風邪の初期症状はくしゃみ、鼻水、咳などから始まることが多い傾向にあります。風邪をひかないためには日頃の生活習慣を整えることが大切ですが、万が一風邪をひいた時は早めに薬を内服することで症状が悪化せず回復も早まります。
総合感冒薬は種類が多くありますが、パブロンS錠は5歳以上から内服可能なため家庭に常備しておくと便利な風邪薬です。今回は、パブロンS錠の効果や副作用について解説します。
効果
パブロンS錠は、9つの有効成分を配合した総合感冒薬です。主に風邪の諸症状に効果を発揮し、咳や痰、喉の痛み、くしゃみ、鼻みず、鼻づまり、悪寒、発熱、頭痛、関節の痛み、筋肉の痛みなどに効果があります。
有効成分のブロムヘキシン塩酸塩は痰を出しやすくして咳を鎮めてくれます。ジヒドロコデインリン酸塩は咳が発生する神経に働きかけて咳が出るのを抑えてくれ、dl-メチルエフェドリン塩酸塩は気管支拡張作用で呼吸を楽にしながら咳を鎮めてくれます。
アセトアミノフェンは熱や痛みを取り除く解熱鎮痛効果があり、リゾチーム塩酸塩は粘調度のある痰を柔らかくして鼻の炎症を鎮めてくれます。
マレイン酸カルビノキサミンは鼻の症状に働きかけ、くしゃみ、鼻水、鼻づまりの症状を緩和したり、無水カフェインは頭痛を鎮めるほか、有効成分がスムーズに働くように作用する役割があります。
その他、ビスイブチアミン(ビタミンB1誘導体)やリボフラビン(ビタミンB2)は風邪で消耗しやすいビタミンを補給してくれます。
5歳以上から内服可能で、5歳〜10歳までは1回1錠、11歳〜14歳は1回2錠、15歳以上は1回3錠を1日3回食後に内服します。風邪をひいた時、早めに内服すると症状が和らぎ回復も早まるでしょう。
副作用
パブロンS錠は内服薬のため注意を守らないと副作用が起こることがあります。副作用として、皮膚の発赤や発疹、痒み、消化器系では悪心や嘔吐、食欲不振など、その他、めまいや排尿困難などが見られることがあります。

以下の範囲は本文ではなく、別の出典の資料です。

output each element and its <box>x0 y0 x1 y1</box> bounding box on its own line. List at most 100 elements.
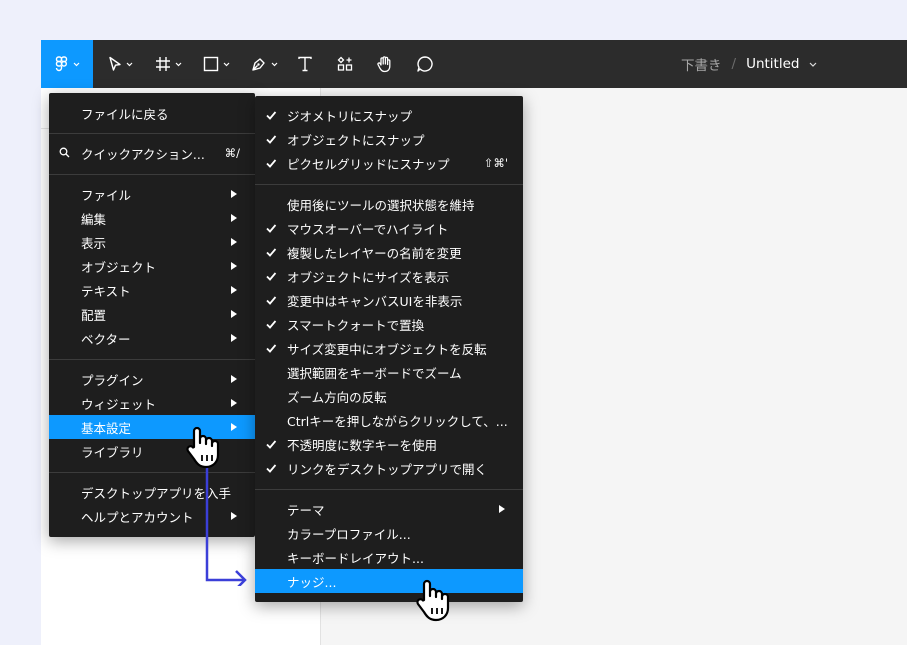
main-menu-button[interactable] <box>41 40 93 88</box>
file-name[interactable]: Untitled <box>746 56 799 72</box>
chevron-right-icon <box>231 334 237 342</box>
chevron-right-icon <box>231 423 237 431</box>
menu-divider <box>49 174 255 175</box>
menu-item-label: オブジェクトにサイズを表示 <box>287 269 450 285</box>
menu-item-label: リンクをデスクトップアプリで開く <box>287 461 488 477</box>
pointer-icon <box>108 56 121 71</box>
checkmark-icon <box>266 272 277 281</box>
chevron-right-icon <box>231 375 237 383</box>
menu-divider <box>49 359 255 360</box>
menu-item-highlight-on-hover[interactable]: マウスオーバーでハイライト <box>255 216 523 240</box>
chevron-down-icon[interactable] <box>809 62 817 67</box>
chevron-right-icon <box>231 399 237 407</box>
menu-item-label: ファイル <box>81 187 132 203</box>
chevron-right-icon <box>231 190 237 198</box>
menu-item-snap-pixel-grid[interactable]: ピクセルグリッドにスナップ ⇧⌘' <box>255 151 523 175</box>
menu-item-back-to-files[interactable]: ファイルに戻る <box>49 101 255 125</box>
menu-item-label: クイックアクション... <box>81 146 205 162</box>
preferences-submenu: ジオメトリにスナップ オブジェクトにスナップ ピクセルグリッドにスナップ ⇧⌘'… <box>255 96 523 602</box>
resources-tool-button[interactable] <box>333 40 357 88</box>
frame-hash-icon <box>155 57 170 71</box>
menu-item-edit[interactable]: 編集 <box>49 206 255 230</box>
menu-item-flip-on-resize[interactable]: サイズ変更中にオブジェクトを反転 <box>255 336 523 360</box>
breadcrumb-drafts[interactable]: 下書き <box>681 54 722 74</box>
menu-item-nudge[interactable]: ナッジ... <box>255 569 523 593</box>
menu-item-arrange[interactable]: 配置 <box>49 302 255 326</box>
text-icon <box>298 56 312 72</box>
comment-icon <box>417 56 433 72</box>
checkmark-icon <box>266 248 277 257</box>
menu-item-label: ライブラリ <box>81 444 144 460</box>
menu-item-opacity-keys[interactable]: 不透明度に数字キーを使用 <box>255 432 523 456</box>
menu-item-label: 編集 <box>81 211 107 227</box>
checkmark-icon <box>266 135 277 144</box>
menu-item-label: オブジェクトにスナップ <box>287 132 425 148</box>
breadcrumb-separator: / <box>731 56 737 72</box>
menu-item-label: サイズ変更中にオブジェクトを反転 <box>287 341 487 357</box>
menu-item-label: スマートクォートで置換 <box>287 317 425 333</box>
checkmark-icon <box>266 344 277 353</box>
menu-item-label: プラグイン <box>81 372 144 388</box>
toolbar: 下書き / Untitled <box>41 40 907 88</box>
rectangle-icon <box>203 56 218 72</box>
menu-item-keyboard-layout[interactable]: キーボードレイアウト... <box>255 545 523 569</box>
menu-item-label: ピクセルグリッドにスナップ <box>287 156 450 172</box>
menu-item-label: テキスト <box>81 283 131 299</box>
menu-item-label: 使用後にツールの選択状態を維持 <box>287 197 475 213</box>
figma-logo-icon <box>55 56 67 72</box>
comment-tool-button[interactable] <box>413 40 437 88</box>
pen-icon <box>251 58 265 71</box>
pen-tool-button[interactable] <box>247 40 281 88</box>
checkmark-icon <box>266 440 277 449</box>
menu-item-open-links-desktop[interactable]: リンクをデスクトップアプリで開く <box>255 456 523 480</box>
menu-item-plugins[interactable]: プラグイン <box>49 367 255 391</box>
menu-item-smart-quotes[interactable]: スマートクォートで置換 <box>255 312 523 336</box>
checkmark-icon <box>266 224 277 233</box>
shape-tool-button[interactable] <box>199 40 233 88</box>
move-tool-button[interactable] <box>103 40 137 88</box>
menu-item-hide-canvas-ui[interactable]: 変更中はキャンバスUIを非表示 <box>255 288 523 312</box>
search-icon <box>59 147 70 158</box>
chevron-right-icon <box>231 238 237 246</box>
menu-item-label: ヘルプとアカウント <box>81 509 194 525</box>
menu-item-vector[interactable]: ベクター <box>49 326 255 350</box>
menu-item-file[interactable]: ファイル <box>49 182 255 206</box>
checkmark-icon <box>266 464 277 473</box>
menu-item-label: Ctrlキーを押しながらクリックして、... <box>287 413 508 429</box>
menu-item-label: ファイルに戻る <box>81 106 169 122</box>
chevron-right-icon <box>231 262 237 270</box>
menu-item-widgets[interactable]: ウィジェット <box>49 391 255 415</box>
menu-item-label: マウスオーバーでハイライト <box>287 221 449 237</box>
menu-item-label: カラープロファイル... <box>287 526 411 542</box>
menu-item-quick-actions[interactable]: クイックアクション... ⌘/ <box>49 141 255 165</box>
menu-item-view[interactable]: 表示 <box>49 230 255 254</box>
menu-item-snap-geometry[interactable]: ジオメトリにスナップ <box>255 103 523 127</box>
checkmark-icon <box>266 159 277 168</box>
menu-item-object[interactable]: オブジェクト <box>49 254 255 278</box>
hand-tool-button[interactable] <box>373 40 397 88</box>
annotation-arrow-icon <box>205 462 247 586</box>
menu-item-label: ベクター <box>81 331 131 347</box>
menu-item-ctrl-click[interactable]: Ctrlキーを押しながらクリックして、... <box>255 408 523 432</box>
menu-item-snap-objects[interactable]: オブジェクトにスナップ <box>255 127 523 151</box>
menu-item-label: 複製したレイヤーの名前を変更 <box>287 245 462 261</box>
menu-item-label: キーボードレイアウト... <box>287 550 424 566</box>
menu-divider <box>255 489 523 490</box>
menu-item-label: ズーム方向の反転 <box>287 389 387 405</box>
menu-item-color-profile[interactable]: カラープロファイル... <box>255 521 523 545</box>
menu-item-show-dimensions[interactable]: オブジェクトにサイズを表示 <box>255 264 523 288</box>
menu-item-theme[interactable]: テーマ <box>255 497 523 521</box>
menu-item-text[interactable]: テキスト <box>49 278 255 302</box>
menu-divider <box>49 133 255 134</box>
menu-item-invert-zoom[interactable]: ズーム方向の反転 <box>255 384 523 408</box>
text-tool-button[interactable] <box>293 40 317 88</box>
menu-item-zoom-to-selection[interactable]: 選択範囲をキーボードでズーム <box>255 360 523 384</box>
menu-item-rename-duplicated[interactable]: 複製したレイヤーの名前を変更 <box>255 240 523 264</box>
checkmark-icon <box>266 320 277 329</box>
menu-item-label: 配置 <box>81 307 107 323</box>
resources-icon <box>337 56 353 71</box>
menu-item-keep-tool-selected[interactable]: 使用後にツールの選択状態を維持 <box>255 192 523 216</box>
menu-item-label: 選択範囲をキーボードでズーム <box>287 365 462 381</box>
file-breadcrumb: 下書き / Untitled <box>681 40 817 88</box>
frame-tool-button[interactable] <box>151 40 185 88</box>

重篤な副作用はほとんど見られませんが、内服してすぐに蕁麻疹や皮膚や喉の痒み、声のかすれ、くしゃみ、息苦しさ、動悸、意識混濁などショック症状が現れたら医師の診察を受けるようにして下さい。
皮膚粘膜眼症候群(スティーブンス・ジョンソン症候群)、中毒性表皮壊死症では高熱や目の充血、目やに、唇のただれ、喉の痛み、皮膚の広範囲に発赤や発疹などが症状として現れます。
肝機能障害は発熱や発疹、全身倦怠感、褐色尿、黄疸などが見られ、腎障害では発熱、発疹、尿量減少、全身の浮腫みなどに注意しましょう。
間質性肺炎や喘息など空せきや息苦しさ、発熱など症状がある場合は医師の診察を受けるようにして下さい。パブロンS錠は鶏卵アレルギーのある方や解熱鎮痛剤を内服して喘息を起こした既往のある方の内服は避けるようにします。
また、パブロンS錠と併用して抗ヒスタミン剤や他の風邪薬を内服すると副作用に繋がります。甲状腺機能障害、糖尿病、高血圧、心臓病、肝臓病、腎臓病、胃・十二指腸潰瘍、緑内障と診断されている方は医師の指示に従い内服するようにして下さい。
高齢者や妊娠中、妊娠の可能性のある方、排尿困難など症状のある方は医師や薬剤師に相談してから内服するようにしましょう。
まとめ
疲労やストレス、睡眠不足など体の免疫力が低下した時に風邪などひきやすくなります。風邪をひかないためには日常から規則正しい生活や栄養の良い食事を摂ることは大切ですが、手洗いやうがいなど基本的なことも風邪の予防には重要です。風邪をひいてしまったときは早めにパブロンS錠を内服して健康な体を取り戻しましょう。